Basketball star Jordan wins China court ruling after four-year case

China’s highest court rules in star’s favour in long-running trademark case relating to Chinese sportswear firm, Qiaodan Sports

PUBLISHED : Thursday, 08 December, 2016, 3:49pm
UPDATED : Friday, 09 December, 2016, 9:54am

Legendary US basketball star Michael Jordan won the rights to the Chinese version of his last name from a domestic sportswear maker in the country’s top court on Thursday, in a dramatic final twist in one of China’s most contentious legal battles yet, over intellectual property.

The ruling, issued by the Supreme People’s Court in Beijing, is poised to revoke the registered trademark rights of Qiaodan Sports Co, a major athletic goods firm in southern China, to use Jordan’s Chinese moniker, while allowed it to use his Romanised name “Qiaodan,” according to a filing.

Watch: Michael Jordan wins rights to his name in China

The final court action came after the Hall of Fame player cried foul and filed a lawsuit against the Chinese sportswear chain over alleged improper use of his Chinese transliterated name as early as 2012, only to have the claims rejected repeatedly by the districts courts.

Jordan, who has been a household name since his introduction to the Chinese market in the 1980s, subsequently appealed against the decisions, eventually bringing the case to the country's top court, where its vice president Tao Kaiyuan led a panel of five judges hearing the case earlier this year.

“The registration of trademarks in question have infringed the naming rights held by Michael Jordan and have also violated trademark laws, therefore we rejected the previous two verdicts,”said a statement issued by the court this morning.

The registration of trademarks in question have infringed the naming rights held by Michael Jordan and have also violated trademark laws, therefore we rejected the previous two rulings
Statement issued by Supreme People’s Court in Beijing

But it dismissed Jordon’s four other claims over the naming rights and trademarks of “Qiaodan”, which is the English name of the company and Romanised name of the retired basketball star, pronouncing approximately as “Cheow-dan” in Mandarin.

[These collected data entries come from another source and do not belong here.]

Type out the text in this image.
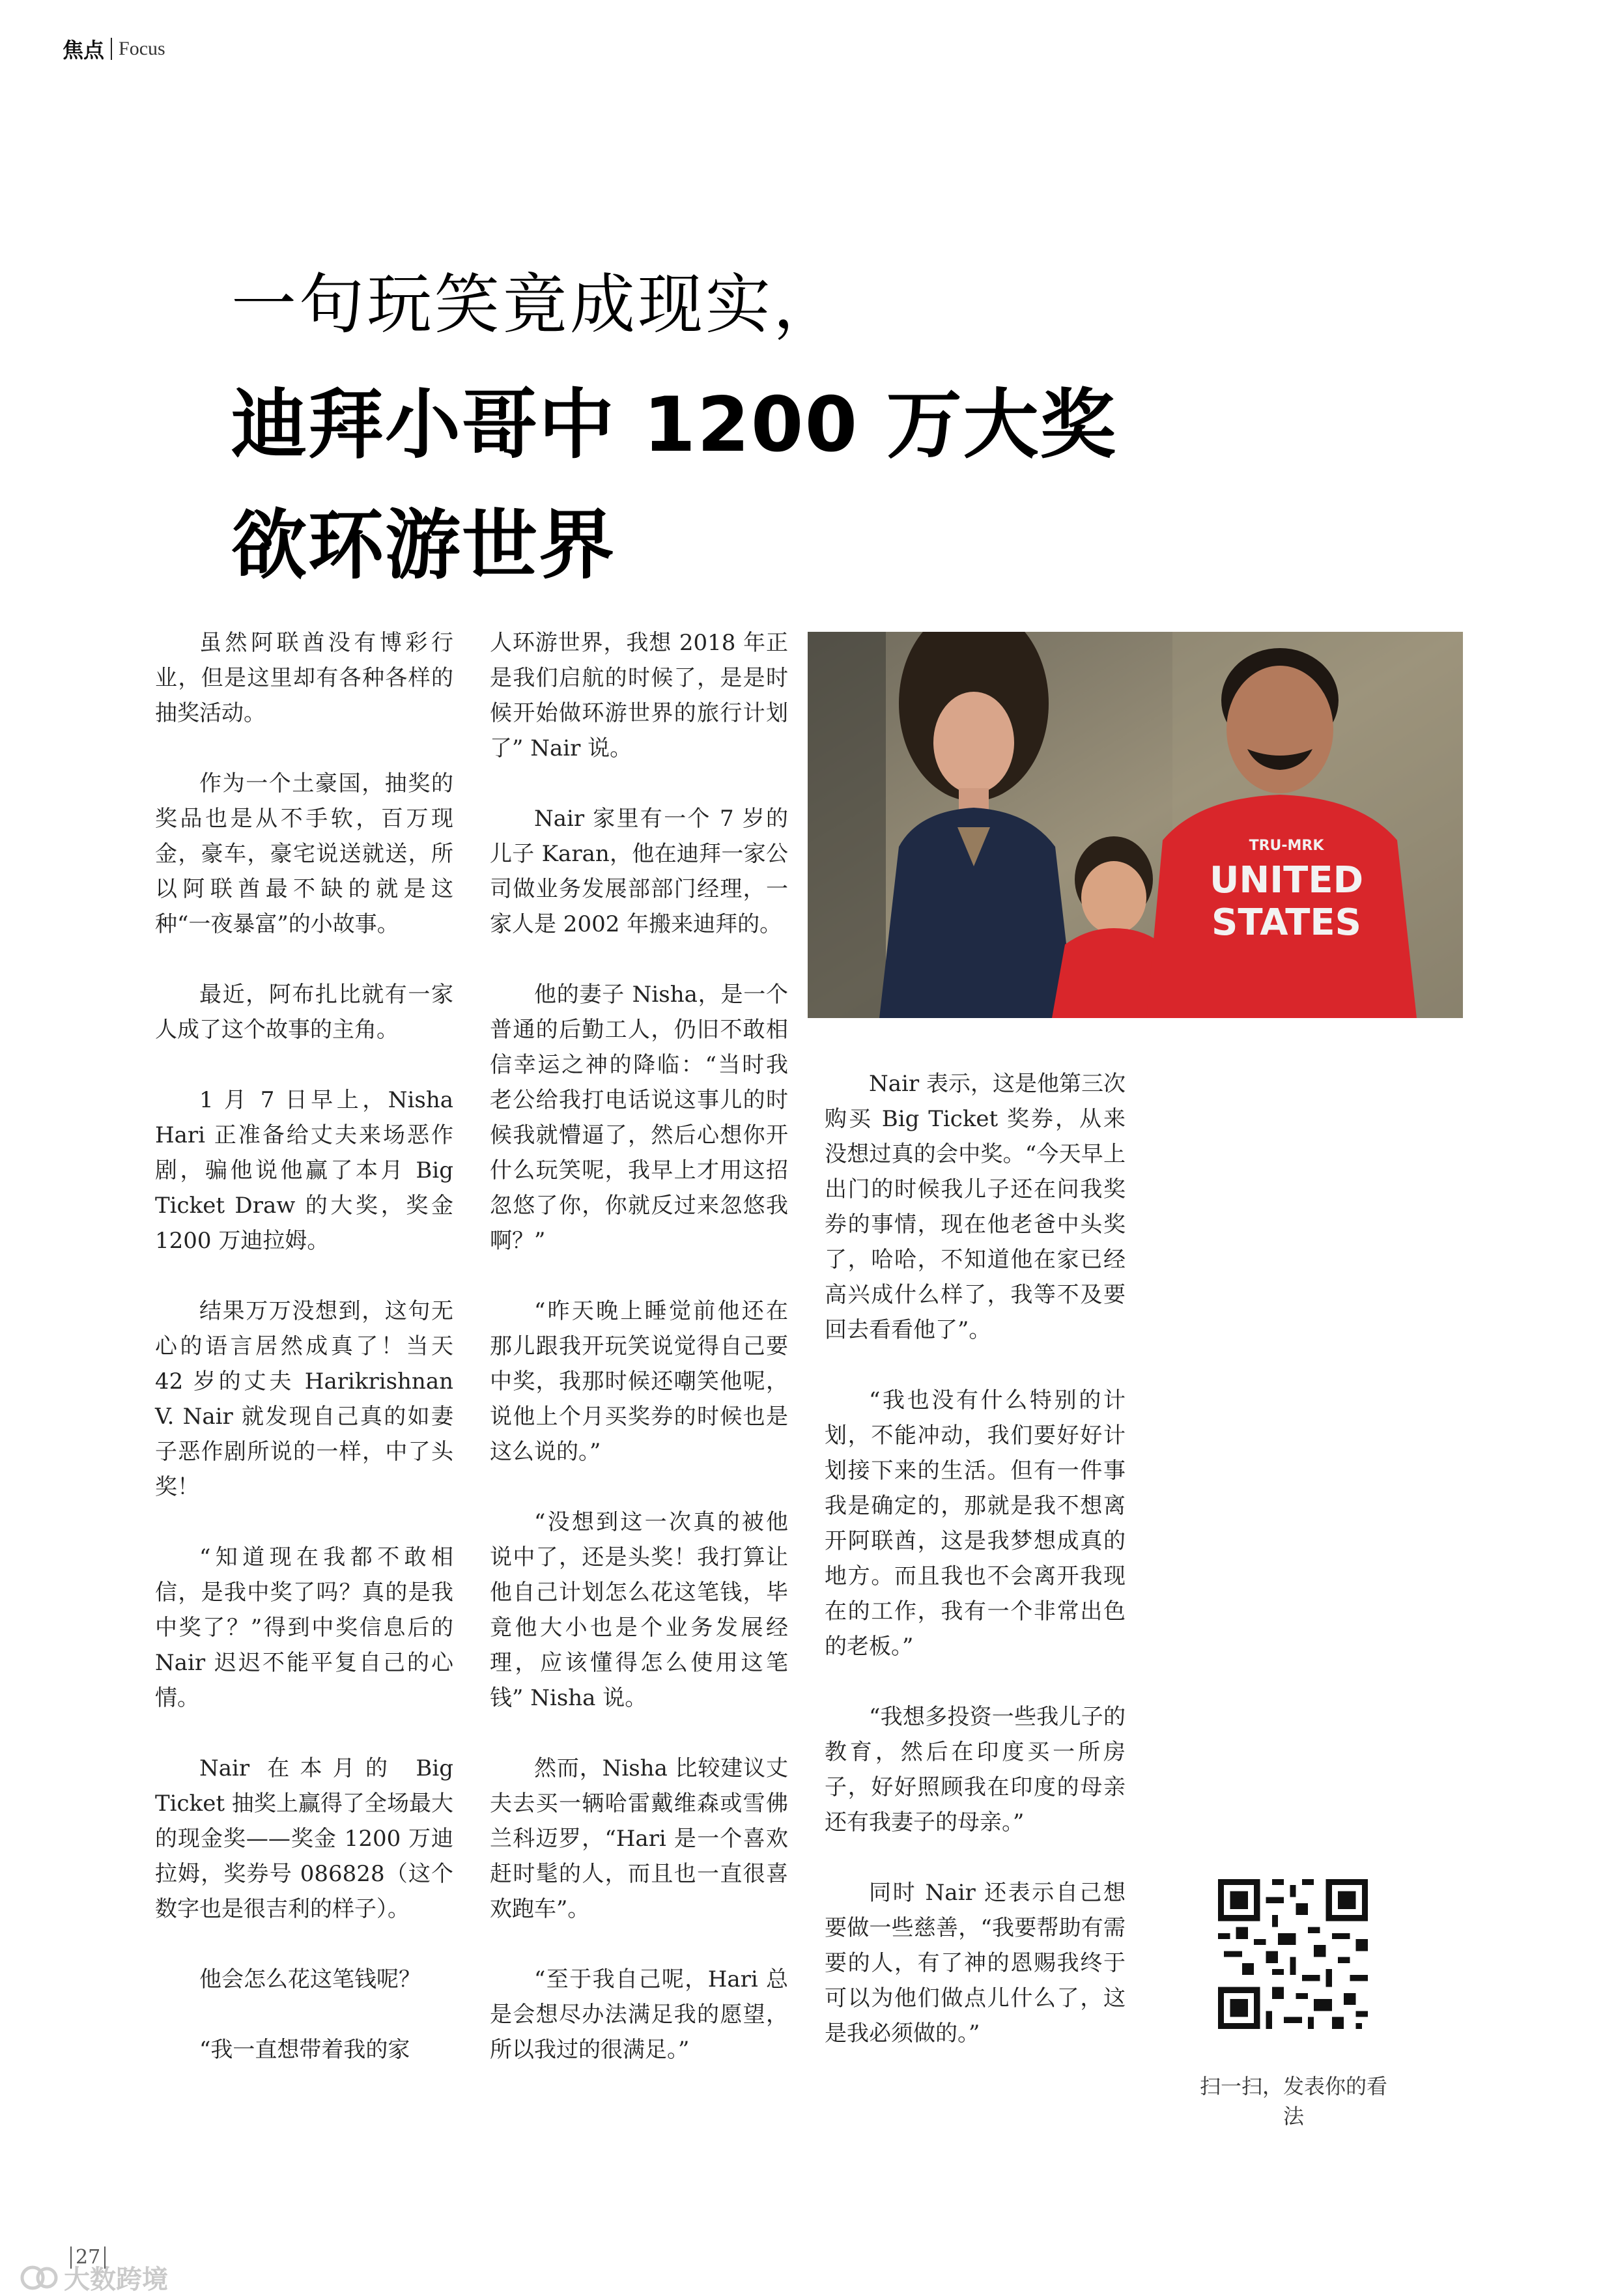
焦点 Focus
一句玩笑竟成现实，
迪拜小哥中 1200 万大奖
欲环游世界

虽然阿联酋没有博彩行业，但是这里却有各种各样的抽奖活动。

作为一个土豪国，抽奖的奖品也是从不手软，百万现金，豪车，豪宅说送就送，所以阿联酋最不缺的就是这种“一夜暴富”的小故事。

最近，阿布扎比就有一家人成了这个故事的主角。

1 月 7 日早上，Nisha Hari 正准备给丈夫来场恶作剧，骗他说他赢了本月 Big Ticket Draw 的大奖，奖金 1200 万迪拉姆。

结果万万没想到，这句无心的语言居然成真了！当天 42 岁的丈夫 Harikrishnan V. Nair 就发现自己真的如妻子恶作剧所说的一样，中了头奖！

“知道现在我都不敢相信，是我中奖了吗？真的是我中奖了？”得到中奖信息后的 Nair 迟迟不能平复自己的心情。

Nair 在本月的 Big Ticket 抽奖上赢得了全场最大的现金奖——奖金 1200 万迪拉姆，奖券号 086828（这个数字也是很吉利的样子）。

他会怎么花这笔钱呢？

“我一直想带着我的家

人环游世界，我想 2018 年正是我们启航的时候了，是是时候开始做环游世界的旅行计划了” Nair 说。

Nair 家里有一个 7 岁的儿子 Karan，他在迪拜一家公司做业务发展部部门经理，一家人是 2002 年搬来迪拜的。

他的妻子 Nisha，是一个普通的后勤工人，仍旧不敢相信幸运之神的降临：“当时我老公给我打电话说这事儿的时候我就懵逼了，然后心想你开什么玩笑呢，我早上才用这招忽悠了你，你就反过来忽悠我啊？”

“昨天晚上睡觉前他还在那儿跟我开玩笑说觉得自己要中奖，我那时候还嘲笑他呢，说他上个月买奖券的时候也是这么说的。”

“没想到这一次真的被他说中了，还是头奖！我打算让他自己计划怎么花这笔钱，毕竟他大小也是个业务发展经理，应该懂得怎么使用这笔钱” Nisha 说。

然而，Nisha 比较建议丈夫去买一辆哈雷戴维森或雪佛兰科迈罗，“Hari 是一个喜欢赶时髦的人，而且也一直很喜欢跑车”。

“至于我自己呢，Hari 总是会想尽办法满足我的愿望，所以我过的很满足。”

TRU-MRK
UNITED
STATES

Nair 表示，这是他第三次购买 Big Ticket 奖券，从来没想过真的会中奖。“今天早上出门的时候我儿子还在问我奖券的事情，现在他老爸中头奖了，哈哈，不知道他在家已经高兴成什么样了，我等不及要回去看看他了”。

“我也没有什么特别的计划，不能冲动，我们要好好计划接下来的生活。但有一件事我是确定的，那就是我不想离开阿联酋，这是我梦想成真的地方。而且我也不会离开我现在的工作，我有一个非常出色的老板。”

“我想多投资一些我儿子的教育，然后在印度买一所房子，好好照顾我在印度的母亲还有我妻子的母亲。”

同时 Nair 还表示自己想要做一些慈善，“我要帮助有需要的人，有了神的恩赐我终于可以为他们做点儿什么了，这是我必须做的。”

扫一扫，发表你的看法
27
大数跨境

“I am happy that the Supreme People’s Court has recognised the right to protect my name through its ruling in the trademark cases,” Jordan, who is also the chief executive of Nike Inc’s Brand Jordan Division, said in an e-mailed statement after the ruling.

“Chinese consumers deserve to know that Qiaodan Sports and its products have no connection to me.”

Fujian-based Qiaodan Sports, which operates hundreds of stores across China and became a partner of the International Basketball Federation (FIBA) in 2010, first registered for the rights to use Jordan’s Chinese transliterated name in 1997.

It has been granted, meanwhile, the permission to use the logo of a basketball player’s image with a ball, according to the trademark office of China’s State Administration for Industry and Commerce.

While Jordan fired the first salvo against Qiaodan Sports in 2012, the retailer also fought back with a countersuit against the superstar asking for US$8 million in damages caused by Jordan’s claim for its unauthorised use of his name in 2013.

The company, which was planning to list in Shanghai then said the legal action taken by Jordan had damaged its image, and hampered its initial public offering plan.

The Chinese firm said in a statement on its official Sina microblog that it respected the court’s judgement and would, in compliance with the law, safeguard its products’ intellectual property rights appropriately.

Trademark disputes in China have become something of a bone of contention for other high-flying Western companies and celebrities.

In May, for instance, Chinese firm Tingfei Long Sporting Goods Co launched a premium clothing brand called Uncle Martian, sparking a public outcry with its logo’s blatant similarities to Under Armour, an American athletic goods giant.

The Baltimore-based company in June raised a US$15 million trademark suit against Uncle Martian, accusing the Chinese apparel name of infringements.